Schwitzkur neben hübschen Damen

Kuriose Szenen gab es bei Auftritten oft. Beispielsweise, als er in Königs Wusterhausen mal ein Dessous-Geschäft mit eröffnete. „Bei plus 30 Grad steckte ich in Uniform. Neben mir standen zwei hübsche Damen in Dessous. Gefühlt waren das für mich dann plus 50 Grad.“ Die weiteste Tour führte ihn mal bis Mallorca, wo er im Auftrag der TMB für Brandenburg warb. In Malmö, Kopenhagen und Budapest war er als „Langer Kerl“ auch schon – „mal ein bisschen Action machen“, wie ihn seine Chefs baten.

Der gebürtige Miersdorfer (Dahme-Spreewald) trat schon vor hochrangigen Politikern sowie vor Reise-Journalisten auf. Zu seinem Zweit-Job kam Wachs wie die Jungfrau zum Kinde, wie er sagt. Weil der ursprüngliche Darsteller kurz vor einer Messe absagte, musste er einspringen.

Zunächst hatte er dem Tourismus-Chef geantwortet: „Das mach ich nie.“ Kurz darauf stand Detlef Wachs in den Babelsberger Filmstudios, wo man ihm die Uniform eines Grenadiers des Roten Leibbataillons von 1716 auf den Leib schneiderte. Etwa 20 Minuten braucht er, um in die Montur zu schlüpfen und sie zu präparieren. Sie passt noch wie am ersten Tag! Mittlerweile übernimmt der 62-Jährige normale Moderationen – „als Mensch verkleidet“, wie Wachs mit tiefer Stimme erklärt.

Woidke: Ab 1,90 Meter duzen sich alle

Natürlich liefen ihm in den letzten 22 Jahren jede Menge Stars und Sternchen über den Weg. Von Katja Ebstein bis Dagmar Frederic. In Erinnerung sind ihm aber auch die früheren Brandenburger Ministerpräsidenten Manfred Stolpe und Matthias Platzeck, mit denen er gut konnte. Dies gelte auch für den aktuellen Landesvater Dietmar Woidke (alle SPD). Als Wachs den gebürtigen Forster bei einem Auftritt mal siezte, entgegnete Woidke, selbst ein Hüne, dass sich alle Leute ab 1,90 Meter duzen.

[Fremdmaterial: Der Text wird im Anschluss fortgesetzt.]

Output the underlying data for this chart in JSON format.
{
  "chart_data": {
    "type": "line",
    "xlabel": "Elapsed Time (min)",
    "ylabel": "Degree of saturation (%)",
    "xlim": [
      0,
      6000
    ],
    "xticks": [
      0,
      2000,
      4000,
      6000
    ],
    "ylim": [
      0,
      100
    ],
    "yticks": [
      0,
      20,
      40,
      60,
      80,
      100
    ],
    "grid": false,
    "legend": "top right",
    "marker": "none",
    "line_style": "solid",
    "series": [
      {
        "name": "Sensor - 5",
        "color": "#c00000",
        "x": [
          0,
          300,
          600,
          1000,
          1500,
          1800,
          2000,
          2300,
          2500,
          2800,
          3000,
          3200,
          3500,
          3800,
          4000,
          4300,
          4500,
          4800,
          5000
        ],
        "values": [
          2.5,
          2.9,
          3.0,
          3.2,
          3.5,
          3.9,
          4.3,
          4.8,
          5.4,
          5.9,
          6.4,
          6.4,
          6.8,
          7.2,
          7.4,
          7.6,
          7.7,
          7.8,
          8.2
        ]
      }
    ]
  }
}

Privat brauche er nicht so viel Remmidemmi – das habe er oft genug im Berufsleben oder auf diversen Festbühnen. Mal verschlägt es ihn zu Union oder Hertha BSC, mal zu den Volleyballern von den Netzhoppers Königs Wusterhausen. Sein Brandenburg kenne er mittlerweile wie die eigene Westentasche, sagt Wachs. „Ich glaube, die wichtigen Ecken hab’ ich wirklich alle gesehen.“ Dazu zählen fast jeder Winkel Potsdams, aber auch Spreewald und Uckermark. Da er sich die Fragen für die Quiz-Runden seiner Shows selbst ausdenkt, erweitert sich sein Wissen über Land und Leute ständig. In seiner Heimatstadt ist er bekannt wie ein bunter Hund. Da wird aus einem geplanten zehnminütigen Einkauf in der Bahnhofstraße schnell mal eine Stunde.